Still, though the ocean includes in its composition every kind of land-water, Sea-water as such is different from them all. Not only in its vast extent, in its enormous depth, but in its strong flavour of Salt.
One of the commonest of substances is Salt. It is in the ground, in air, in water. We even know that it does not belong to our earth alone, but to many heavenly bodies also.
Perhaps one reason for this abundance, at least upon our Earth, is that it is necessary for life. There is salt in the make of blood and of brain, of muscle and of tendon. Salt is perpetually passing out of a man’s body; therefore continual fresh supplies of it are needed. Without a certain amount of salt in his food, he cannot keep in good health.
This at one time was not understood; and salt was looked upon as a mere luxury, easily to be dispensed with. Condemned criminals were forbidden that luxury; and they went through a good deal of suffering, the reason for which was not guessed. If plenty of animal and vegetable food was given to them, they managed to get along, since both contain salt; but if they were kept on purely farinaceous fare, they broke down.
Where all the salt in the Ocean comes from, is a complex question. Large supplies are brought down annually by rivers and streams, from various minerals in their beds, as well as from rock-salt regions. But if we ask, “How comes the rock-salt to be there?” we are told that it is a deposit, once formed beneath ocean-waters, or at least left by the drying up of salt lakes and seas. A proof of the latter theory is found in multitudes of sea-shells, often distributed through layers of rock-salt.

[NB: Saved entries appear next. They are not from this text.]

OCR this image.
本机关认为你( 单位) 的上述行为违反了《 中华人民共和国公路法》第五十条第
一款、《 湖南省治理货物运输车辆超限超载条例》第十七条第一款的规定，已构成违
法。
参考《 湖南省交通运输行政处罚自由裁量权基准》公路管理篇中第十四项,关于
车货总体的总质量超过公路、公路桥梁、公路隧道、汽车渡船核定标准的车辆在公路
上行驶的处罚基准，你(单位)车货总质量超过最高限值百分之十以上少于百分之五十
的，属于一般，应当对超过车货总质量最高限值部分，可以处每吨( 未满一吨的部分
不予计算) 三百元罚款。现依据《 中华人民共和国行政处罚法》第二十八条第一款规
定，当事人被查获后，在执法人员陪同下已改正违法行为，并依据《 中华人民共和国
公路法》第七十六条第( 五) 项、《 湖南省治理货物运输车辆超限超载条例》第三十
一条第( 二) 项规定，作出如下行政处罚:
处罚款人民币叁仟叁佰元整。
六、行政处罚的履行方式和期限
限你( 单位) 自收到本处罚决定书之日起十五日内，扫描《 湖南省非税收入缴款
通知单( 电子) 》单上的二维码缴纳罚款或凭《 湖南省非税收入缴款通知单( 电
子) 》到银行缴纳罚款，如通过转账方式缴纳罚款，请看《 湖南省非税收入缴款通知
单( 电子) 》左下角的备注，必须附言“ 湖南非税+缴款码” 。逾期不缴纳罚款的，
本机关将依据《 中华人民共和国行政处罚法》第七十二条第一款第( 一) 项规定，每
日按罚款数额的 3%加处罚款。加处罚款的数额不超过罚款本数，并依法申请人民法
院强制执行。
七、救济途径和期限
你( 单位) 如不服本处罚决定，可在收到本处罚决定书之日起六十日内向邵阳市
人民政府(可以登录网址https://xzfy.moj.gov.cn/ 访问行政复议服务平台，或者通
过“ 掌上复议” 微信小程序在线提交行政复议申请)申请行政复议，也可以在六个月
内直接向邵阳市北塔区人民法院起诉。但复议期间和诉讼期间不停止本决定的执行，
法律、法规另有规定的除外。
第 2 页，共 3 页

If much sea-salt came originally from rock-salt on land, and if rock-salt came originally from ocean-deposits, we are led into a curious circle of cause and effect—not unlike that of oak and acorn, or of hen and egg, with the attendant puzzle of—Which first? It is a query which we are not able to answer.
In former days the salt used for household and mercantile purposes was almost entirely prepared by the evaporation of sea-water. We no longer depend on this, however; and in England the sea-salt trade has gone down greatly before that of rock-salt, which is found to be the better for table use. It has not the same tendency to stick together in lumps, after being packed in sacks.
Great districts of rock-salt are found in many places—such as those in the Carpathian Mountains, in the Swiss Alps, in Germany, and in Great Britain. One huge mine in Galicia has been worked for six hundred years; and this supply is said to reach through about five hundred miles. From British works alone the quantity carried away every year amounts to a cubic mile of salt.
But land-supplies grow pale and insignificant before the quantities which float in the ocean. It has been reckoned that, if the waters of the whole ocean could be dried up, the amount of salt left lying on the ocean-bed would be something like four-and-a-half millions of cubic miles.
Such an enormous mass hardly conveys a clear idea. Let us think of one single cubic mile of sea-water, separated from the ocean, and see how much it would contain. First, the whole of that cubic mile of water has to be dried up; and then the materials left behind have to be weighed. We should find about thirty-three millions of tons of various kinds of substances, the names of which need not be given. We should also find of common salt a supply which, when weighed, would reach the great figure of one hundred and seventeen millions of tons. All this, be it remembered, floating unseen in a single cubic mile of water. No wonder the sea tastes salt.